The problem is that the grooves may not be as deep as sin's path because fewer have traveled down this road, and it may take a bit more effort to stay on the "strait and narrow" but you should know that the end result will be worth whatever effort it took to follow it. Fewer have passed this way of living according to God's will than have passed upon the road of sin, and so the ruts are not near as deep. And so I am reminded of the famous poem by Robert Frost:

The Road Less Travelled
    by Robert Frost

Two roads diverged in a yellow wood,
And sorry I could not travel both
And be one traveler, long I stood
And looked down one as far as I could
To where it bent in the undergrowth;

Then took the other, as just as fair,
And having perhaps the better claim,
Because it was grassy and wanted wear;
Though as for that the passing there
Had worn them really about the same,

And both that morning equally lay
In leaves no step had trodden black.
Oh, I kept the first for another day!
Yet knowing how way leads on to way,
I doubted if I should ever come back.

I shall be telling this with a sigh
Somewhere ages and ages hence:
Two roads diverged in a wood, and I--
I took the one less traveled by,
And that has made all the difference.

And so I close with two truths about the road that we choose to take for our spiritual journey that can be learned from this secular poem.

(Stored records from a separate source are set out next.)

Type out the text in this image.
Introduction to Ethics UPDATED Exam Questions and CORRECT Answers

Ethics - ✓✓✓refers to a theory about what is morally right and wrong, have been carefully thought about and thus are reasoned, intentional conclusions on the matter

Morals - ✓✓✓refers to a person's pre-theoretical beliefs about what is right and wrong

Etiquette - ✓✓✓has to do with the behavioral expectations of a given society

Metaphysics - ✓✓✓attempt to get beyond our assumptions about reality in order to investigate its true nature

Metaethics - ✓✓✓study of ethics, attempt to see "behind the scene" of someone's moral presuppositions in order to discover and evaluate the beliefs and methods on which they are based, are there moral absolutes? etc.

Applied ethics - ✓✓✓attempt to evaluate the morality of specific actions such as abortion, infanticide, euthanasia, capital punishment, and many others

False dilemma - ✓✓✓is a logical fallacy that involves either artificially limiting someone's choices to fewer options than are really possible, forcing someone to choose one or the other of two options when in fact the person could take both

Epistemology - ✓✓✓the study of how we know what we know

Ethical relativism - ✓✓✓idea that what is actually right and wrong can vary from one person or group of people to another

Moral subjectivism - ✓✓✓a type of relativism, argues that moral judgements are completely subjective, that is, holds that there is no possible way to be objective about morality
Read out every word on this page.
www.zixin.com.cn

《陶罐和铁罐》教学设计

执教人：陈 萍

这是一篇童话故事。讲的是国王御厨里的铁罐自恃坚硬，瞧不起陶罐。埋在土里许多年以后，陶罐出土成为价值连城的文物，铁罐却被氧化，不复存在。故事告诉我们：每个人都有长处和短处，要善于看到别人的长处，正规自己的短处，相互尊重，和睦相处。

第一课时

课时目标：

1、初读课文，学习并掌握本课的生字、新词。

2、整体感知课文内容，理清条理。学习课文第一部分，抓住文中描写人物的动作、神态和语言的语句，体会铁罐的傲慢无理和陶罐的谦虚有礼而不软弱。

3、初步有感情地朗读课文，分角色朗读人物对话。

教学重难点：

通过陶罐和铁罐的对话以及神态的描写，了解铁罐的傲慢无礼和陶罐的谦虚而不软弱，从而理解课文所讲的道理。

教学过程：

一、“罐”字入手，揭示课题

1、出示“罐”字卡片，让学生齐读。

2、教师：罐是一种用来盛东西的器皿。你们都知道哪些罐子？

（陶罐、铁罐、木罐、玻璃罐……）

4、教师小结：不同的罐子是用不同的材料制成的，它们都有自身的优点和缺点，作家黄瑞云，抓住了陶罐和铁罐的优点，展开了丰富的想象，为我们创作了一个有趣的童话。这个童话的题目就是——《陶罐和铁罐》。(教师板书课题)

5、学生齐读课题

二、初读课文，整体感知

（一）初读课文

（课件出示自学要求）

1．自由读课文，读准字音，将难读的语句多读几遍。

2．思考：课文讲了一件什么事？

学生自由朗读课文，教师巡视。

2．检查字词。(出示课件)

The first is "way leads on to way." We cannot backtrack time, and our decisions in the future will branch off of the decision that we have made today. Like in the natural, in the spirit, the effects of the ruts that we follow last long. And so your decision between the pathway of sin and the way of God today will affect everything else that you must decide in your life.

And the second point is the testimony of the poet: "I took the one less traveled by, and that has made all the difference." He had no regrets of ever taking the road less travelled!

It will be the same in the Spirit and living for God. Jesus said:

Matt 7:13-14 "Enter by the narrow gate. For the gate is wide and the way is easy that leads to destruction, and those who enter by it are many. 14 For the gate is narrow and the way is hard that leads to life, and those who find it are few. ESV

We must choose the path of God that is rutted by mercy and truth! It may be the road less traveled, but we will never regret taking it! We must choose the road of God of sacrifice. It may be the road of most resistance, but in the end we will never regret taking it! We must choose the path of God's will. Just because the majority of people in the world would choose the well-worn grooves of the path of sin and prefer to ignore it, does not negate the fact that having chosen the path less traveled, we will never regret it!

Let's leave the ruts of sin and tradition but let's get caught up in the ruts of God's example! Mercy and truth beckon us to heaven! They are ruts worth falling into!